Le contexte, c’est qu’il y a deux entreprises qui s’appellent « WordPress », avec des domaines presqu’identiques, wordpress.org et wordpress.com. La première est une association à but non-lucratif qui gère le logiciel dit WordPress. La deuxième est une entreprise dit « Automattic », un jeu de mots sur le nom de son fondateur, un certain Matt Mullenweg, qui était aussi co-fondateur de l’association. Automattic héberge tous les sites « wordpress.com », dont celui-ci, mais n’est pas le seul hébergeur disponible. En revanche, elle a une relation unique avec l’association, ayant le seul droit d’utiliser les marques et logos de WordPress sans limites. Pourtant, le changement pour renommer son appli « Jetpack » est venu du fait que même là, l’entreprise n’est pas censée se représenter comme le seul fournisseur du logiciel.

Le problème, c’est que l’autre grand spécialiste en hébergement de sites de WordPress, une entreprise dite « WP Engine » n’a jamais rien contribué au développement du logiciel WordPress. (Plus précisément, la quantité d’effort est minuscule par rapport à celle d’Automattic.) Mais le problème avec cela, c’est que WP Engine n’est pas obligé de contribuer au développement du logiciel.
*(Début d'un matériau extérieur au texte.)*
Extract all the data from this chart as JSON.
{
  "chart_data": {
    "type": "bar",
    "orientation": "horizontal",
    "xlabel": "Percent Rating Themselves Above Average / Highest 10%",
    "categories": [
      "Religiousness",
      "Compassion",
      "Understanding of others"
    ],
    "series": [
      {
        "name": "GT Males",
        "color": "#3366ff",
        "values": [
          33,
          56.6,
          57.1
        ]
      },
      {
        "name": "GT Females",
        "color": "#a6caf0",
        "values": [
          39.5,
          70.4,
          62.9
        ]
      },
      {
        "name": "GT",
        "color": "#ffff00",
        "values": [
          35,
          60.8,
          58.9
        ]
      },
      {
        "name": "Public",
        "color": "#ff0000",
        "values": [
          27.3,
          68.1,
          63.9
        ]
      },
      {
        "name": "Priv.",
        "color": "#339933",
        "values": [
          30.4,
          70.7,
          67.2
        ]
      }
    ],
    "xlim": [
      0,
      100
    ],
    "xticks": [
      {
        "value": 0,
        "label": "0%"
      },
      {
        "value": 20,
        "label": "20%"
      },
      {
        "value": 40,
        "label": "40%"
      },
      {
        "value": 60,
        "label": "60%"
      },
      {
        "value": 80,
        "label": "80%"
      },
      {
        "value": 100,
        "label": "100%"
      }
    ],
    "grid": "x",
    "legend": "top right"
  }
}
C’est « open source » (lien en français) ; c’est-à-dire que le logiciel n’est pas payant en soi, et n’importe qui peut le copier et l’utiliser à nouveau.

Selon le site Développez, ainsi que The Verge et Ars Technica (deux derniers en anglais), M. Mullenweg a exigé que WP Engine commence à payer 8 % des revenus à Automattic pour le droit d’utiliser le nom WordPress ainsi que le logo. WP Engine a dit « non », alors WordPress.org — l’association à but non-lucratif — a répondu par désactiver son droit d’accéder aux serveurs de l’association pour obtenir des mises à jour. WP Engine a lancé un procès contre Automattic, et de son tour, Automattic vient de faire démissionner 8 % de ses employés, tous ceux qui ne sont pas d’accord avec ses décisions.
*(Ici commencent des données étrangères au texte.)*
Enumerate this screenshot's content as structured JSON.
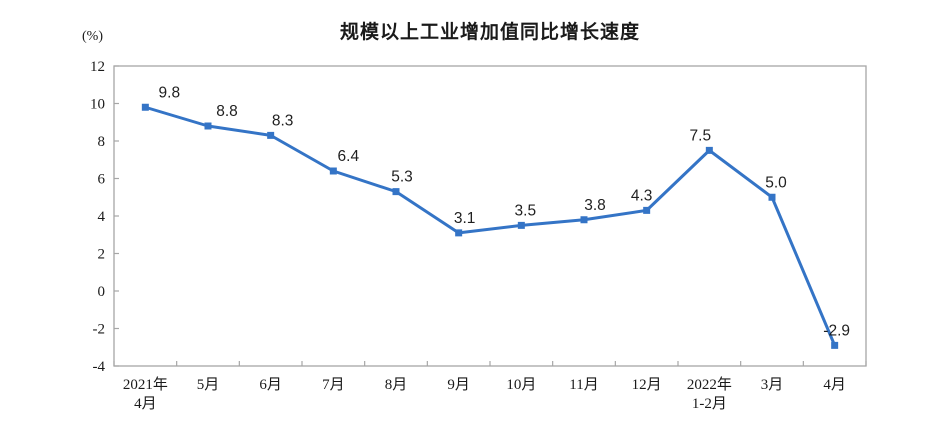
{
  "chart_data": {
    "type": "line",
    "title": "规模以上工业增加值同比增长速度",
    "ylabel": "(%)",
    "xlabel": "",
    "categories": [
      [
        "2021年",
        "4月"
      ],
      [
        "5月"
      ],
      [
        "6月"
      ],
      [
        "7月"
      ],
      [
        "8月"
      ],
      [
        "9月"
      ],
      [
        "10月"
      ],
      [
        "11月"
      ],
      [
        "12月"
      ],
      [
        "2022年",
        "1-2月"
      ],
      [
        "3月"
      ],
      [
        "4月"
      ]
    ],
    "values": [
      9.8,
      8.8,
      8.3,
      6.4,
      5.3,
      3.1,
      3.5,
      3.8,
      4.3,
      7.5,
      5.0,
      -2.9
    ],
    "data_labels": [
      "9.8",
      "8.8",
      "8.3",
      "6.4",
      "5.3",
      "3.1",
      "3.5",
      "3.8",
      "4.3",
      "7.5",
      "5.0",
      "-2.9"
    ],
    "ylim": [
      -4,
      12
    ],
    "ytick_step": 2,
    "y_tick_labels": [
      "12",
      "10",
      "8",
      "6",
      "4",
      "2",
      "0",
      "-2",
      "-4"
    ],
    "grid": false,
    "legend": "none",
    "marker": "square",
    "colors": {
      "line_color": "#3474C6",
      "marker_color": "#3474C6",
      "axis_color": "#A6A6A6",
      "text_color": "#1a1a1a",
      "background": "#ffffff"
    }
  }
}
Il y a un dicton parmi les avocats anglophones, et j’imagine que les francophones ont quelque chose de similaire : « Une partie qui se représente a une folle pour cliente ». On pourrait dire que c’est un dicton intéressé, car les avocats ne gagnent pas d’argent dans ce cas. Mais il y a de bonnes raisons en plus, et numéro un — je vous dis ça en tant que fils d’un avocat ainsi que quelqu’un qui a survécu deux procès avec mon ex — c’est que quoi que l’on dise peut être utilisé devant le tribunal. Ce qui dit son avocat, pas autant. Apparemment, personne n’a dit ça à M. Mullenweg.

Il participe à un fil sur le site Hacker News (en anglais) pour discuter le procès. Là, pendant les 3 derniers jours, il mentionne tout genre de conversation qu’il a eu avec des employés de WP Engine, dont Heather Brunner, la PDG de l’entreprise, qui il a essayé d’embaucher pour WordPress.org. Ça apparaîtra dans les documents rendus au juge, je vous rassure, mais présenter son côté en public comme ça, ça mettra de l’eau aux bouches des avocats de WP Engine !

On dirait que ces affaires n’impliquent pas directement les utilisateurs de WordPress.com, moi et vous tous. Mais si vous avez aimé le niveau de service aux clients jusqu’à ce point (il le dit avec un maximum de sarcasme), ça ne va pas s’améliorer avec 8 % des employés de moins. On va payer les frais des avocats pour ceci, et les revenus pour ça chez Automattic viennent des cotisations de sites comme celui-ci (je paye 96 $/année pour le plan « Premium »). Il n’est pas difficile à imaginer comment ça affectera les frais d’Automattic à l’avenir.

Je suis plus sympathique aux plaintes d’Automattic que vous ne le pensez. Ils font la grande majorité des travaux sur le logiciel open source. J’utilise tout genre de tel logiciel dans mon quotidien, et je comprends l’investissement. Mais cette histoire de 8 % des revenus d’un utilisateur, ça n’ira nulle part dans un tribunal américain, et il m’étonne qu’ils aient choisi ce chemin au début.